Aronoff Jacob E, Jenkins Carrie L, Garcia Angela R, Koebele Stephanie V, Ghafoor Suhail, Woolard Kate L, Charifson Mia, Suarez Ivan M, Eid Rodriguez Daniel, Beheim Bret, Cummings Daniel K, Hooper Paul L, Kraft Thomas K, Buetow Kenneth, Finch Caleb E, Franck Maximilien, Cohen Alan A, Stieglitz Jonathan, Gurven Michael, Kaplan Hillard, Trumble Benjamin C
School of Human Evolution and Social Change; Center for Evolution and Medicine; Institute for Human Origins, Arizona State University, Tempe, AZ, USA.
School of Life Sciences; Center for Evolution and Medicine, Arizona State University, Tempe, AZ, USA.
Proc Biol Sci. 2025 Aug;292(2053):20251111. doi: 10.1098/rspb.2025.1111. Epub 2025 Aug 20.
An increase in chronic systemic inflammation in later life, termed inflammaging, is implicated in health risk. However, it is unclear whether inflammaging develops in all human populations, or if it is the product of environmental mismatch. We assessed inflammaging in Tsimane forager-horticulturalists of the Bolivian Amazon, using serum cytokines in a primarily cross-sectional sample (1134 samples from = 714 individuals, age 39-94, 51.3% female). IL-6 was positively associated with age ( = 0.013, < 0.01). However, other pro-inflammatory markers, including IL-1β and TNF-α, did not increase with age ( = -0.005 and = -0.001, respectively). We then compared the Moseten, a neighbouring population that has experienced greater market integration (423 samples from = 380 individuals, age 39-85, 48.2% female). The Moseten also showed a positive age association for IL-6 that attenuated at later ages (age = 0.025, < 0.01; age = -0.001, < 0.05). Further, IL-1β and TNF-α were both positively associated with age ( = 0.021, < 0.05 and = 0.011, < 0.01, respectively). Our results demonstrate minimal inflammaging in the Tsimane, highlighting variation across populations in this age-related process. They also suggest that inflammaging is exacerbated by lifestyle shifts.

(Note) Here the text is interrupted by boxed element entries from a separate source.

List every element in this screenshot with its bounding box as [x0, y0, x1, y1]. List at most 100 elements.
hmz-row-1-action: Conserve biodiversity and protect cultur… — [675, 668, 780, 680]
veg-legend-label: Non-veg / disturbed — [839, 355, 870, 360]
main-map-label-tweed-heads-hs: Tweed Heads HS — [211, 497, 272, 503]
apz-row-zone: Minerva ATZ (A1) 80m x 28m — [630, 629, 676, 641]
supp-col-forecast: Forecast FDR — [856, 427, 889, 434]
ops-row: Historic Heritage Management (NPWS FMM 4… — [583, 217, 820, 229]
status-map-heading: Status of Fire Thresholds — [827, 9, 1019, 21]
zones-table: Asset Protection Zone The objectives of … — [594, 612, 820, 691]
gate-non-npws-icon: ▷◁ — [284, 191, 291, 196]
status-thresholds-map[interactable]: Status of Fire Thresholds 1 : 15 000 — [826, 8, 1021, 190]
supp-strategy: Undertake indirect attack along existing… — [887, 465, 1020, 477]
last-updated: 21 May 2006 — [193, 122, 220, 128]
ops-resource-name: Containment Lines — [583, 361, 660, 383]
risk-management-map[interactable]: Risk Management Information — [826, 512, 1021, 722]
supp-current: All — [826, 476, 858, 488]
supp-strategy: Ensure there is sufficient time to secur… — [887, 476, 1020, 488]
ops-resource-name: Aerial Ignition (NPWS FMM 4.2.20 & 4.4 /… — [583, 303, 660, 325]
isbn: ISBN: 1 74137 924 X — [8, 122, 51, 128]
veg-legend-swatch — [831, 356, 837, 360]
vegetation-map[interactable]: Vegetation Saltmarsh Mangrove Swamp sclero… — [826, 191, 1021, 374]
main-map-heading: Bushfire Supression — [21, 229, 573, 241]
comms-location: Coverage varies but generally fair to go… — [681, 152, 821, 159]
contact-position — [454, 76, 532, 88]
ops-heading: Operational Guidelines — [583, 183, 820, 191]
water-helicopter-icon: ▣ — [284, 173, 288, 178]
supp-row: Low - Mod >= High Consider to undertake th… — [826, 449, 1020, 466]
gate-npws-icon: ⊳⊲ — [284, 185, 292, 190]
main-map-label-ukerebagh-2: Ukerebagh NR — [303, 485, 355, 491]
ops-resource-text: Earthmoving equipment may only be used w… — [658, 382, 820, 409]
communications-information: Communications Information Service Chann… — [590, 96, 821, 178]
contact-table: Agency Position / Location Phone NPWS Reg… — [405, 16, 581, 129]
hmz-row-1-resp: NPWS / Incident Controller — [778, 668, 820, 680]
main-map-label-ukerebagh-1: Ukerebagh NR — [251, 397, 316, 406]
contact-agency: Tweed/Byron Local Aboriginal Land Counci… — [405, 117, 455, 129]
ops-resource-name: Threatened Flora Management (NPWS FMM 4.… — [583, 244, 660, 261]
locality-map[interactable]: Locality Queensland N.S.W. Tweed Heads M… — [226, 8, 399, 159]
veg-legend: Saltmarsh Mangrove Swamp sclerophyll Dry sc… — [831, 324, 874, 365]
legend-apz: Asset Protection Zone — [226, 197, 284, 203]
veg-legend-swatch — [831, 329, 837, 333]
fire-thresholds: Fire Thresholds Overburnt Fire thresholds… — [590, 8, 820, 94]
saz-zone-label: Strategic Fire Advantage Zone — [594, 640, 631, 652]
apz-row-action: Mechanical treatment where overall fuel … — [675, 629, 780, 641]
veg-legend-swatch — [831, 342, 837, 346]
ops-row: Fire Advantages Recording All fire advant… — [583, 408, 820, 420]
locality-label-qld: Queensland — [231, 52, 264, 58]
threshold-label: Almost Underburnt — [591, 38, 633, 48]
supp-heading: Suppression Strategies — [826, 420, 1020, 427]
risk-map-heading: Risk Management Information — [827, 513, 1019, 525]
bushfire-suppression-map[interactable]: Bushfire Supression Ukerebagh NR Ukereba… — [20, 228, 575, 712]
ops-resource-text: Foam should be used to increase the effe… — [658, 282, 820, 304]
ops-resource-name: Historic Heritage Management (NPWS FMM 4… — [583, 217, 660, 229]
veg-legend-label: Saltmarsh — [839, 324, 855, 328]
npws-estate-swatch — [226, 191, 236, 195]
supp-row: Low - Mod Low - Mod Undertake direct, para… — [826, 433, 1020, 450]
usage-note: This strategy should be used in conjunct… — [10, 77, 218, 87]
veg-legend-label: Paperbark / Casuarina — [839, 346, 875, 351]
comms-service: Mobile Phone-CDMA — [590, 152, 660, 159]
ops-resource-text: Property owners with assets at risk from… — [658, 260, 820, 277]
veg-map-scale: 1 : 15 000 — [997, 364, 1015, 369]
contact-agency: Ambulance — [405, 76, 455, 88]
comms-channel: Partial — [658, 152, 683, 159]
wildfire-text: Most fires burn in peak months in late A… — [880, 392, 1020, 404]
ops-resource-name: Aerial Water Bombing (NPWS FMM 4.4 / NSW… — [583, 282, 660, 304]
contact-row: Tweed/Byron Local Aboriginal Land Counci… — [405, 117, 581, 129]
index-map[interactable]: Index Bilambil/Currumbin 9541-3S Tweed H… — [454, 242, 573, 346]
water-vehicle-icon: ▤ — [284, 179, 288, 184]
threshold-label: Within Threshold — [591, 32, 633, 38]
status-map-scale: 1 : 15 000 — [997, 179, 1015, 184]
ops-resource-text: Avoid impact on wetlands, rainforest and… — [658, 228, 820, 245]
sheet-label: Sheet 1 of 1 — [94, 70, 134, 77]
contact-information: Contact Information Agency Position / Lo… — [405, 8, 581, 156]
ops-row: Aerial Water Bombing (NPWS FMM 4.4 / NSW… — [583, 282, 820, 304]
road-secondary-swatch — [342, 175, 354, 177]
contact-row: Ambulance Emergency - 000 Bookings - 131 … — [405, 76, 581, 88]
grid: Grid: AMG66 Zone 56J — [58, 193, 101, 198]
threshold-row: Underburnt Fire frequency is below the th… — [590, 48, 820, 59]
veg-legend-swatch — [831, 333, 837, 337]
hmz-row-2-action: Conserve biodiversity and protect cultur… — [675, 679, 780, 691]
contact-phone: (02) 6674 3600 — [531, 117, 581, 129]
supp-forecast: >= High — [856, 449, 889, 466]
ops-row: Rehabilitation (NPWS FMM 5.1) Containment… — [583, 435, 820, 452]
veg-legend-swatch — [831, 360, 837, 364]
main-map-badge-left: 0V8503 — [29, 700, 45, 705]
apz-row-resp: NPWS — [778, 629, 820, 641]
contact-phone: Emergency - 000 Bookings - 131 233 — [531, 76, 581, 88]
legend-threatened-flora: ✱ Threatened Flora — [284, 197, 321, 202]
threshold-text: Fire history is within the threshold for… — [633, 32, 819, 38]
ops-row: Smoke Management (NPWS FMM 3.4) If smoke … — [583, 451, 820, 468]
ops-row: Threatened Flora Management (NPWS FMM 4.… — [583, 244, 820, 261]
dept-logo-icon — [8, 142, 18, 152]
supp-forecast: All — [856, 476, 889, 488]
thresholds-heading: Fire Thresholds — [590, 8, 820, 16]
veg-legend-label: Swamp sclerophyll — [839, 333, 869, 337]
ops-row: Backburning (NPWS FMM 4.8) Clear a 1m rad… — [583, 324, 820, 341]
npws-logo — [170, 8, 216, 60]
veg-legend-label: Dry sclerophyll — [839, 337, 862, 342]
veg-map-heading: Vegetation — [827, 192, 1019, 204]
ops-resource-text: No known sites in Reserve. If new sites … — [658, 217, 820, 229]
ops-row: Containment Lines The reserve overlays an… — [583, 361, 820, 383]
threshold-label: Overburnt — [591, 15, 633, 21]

晚年慢性全身性炎症的增加,即所谓的炎症衰老,与健康风险相关。然而,目前尚不清楚炎症衰老是否在所有人群中都会出现,或者它是否是环境不匹配的产物。我们对玻利维亚亚马逊地区的齐曼内觅食-园艺人群的炎症衰老进行了评估,在一个主要为横断面的样本中(来自714名个体的1134份样本,年龄39 - 94岁,女性占51.3%)使用血清细胞因子。白细胞介素-6(IL - 6)与年龄呈正相关(β = 0.013,P < 0.01)。然而,其他促炎标志物,包括白细胞介素-1β(IL - 1β)和肿瘤坏死因子-α(TNF - α),并未随年龄增加(分别为β = -0.005和β = -0.001)。然后,我们比较了莫塞滕人,这是一个经历了更大程度市场融合的相邻人群(来自380名个体的423份样本,年龄39 - 85岁,女性占48.2%)。莫塞滕人也显示出IL - 6与年龄呈正相关,且在较高年龄时减弱(年龄β = 0.025,P < 0.01;年龄β = -0.001,P < 0.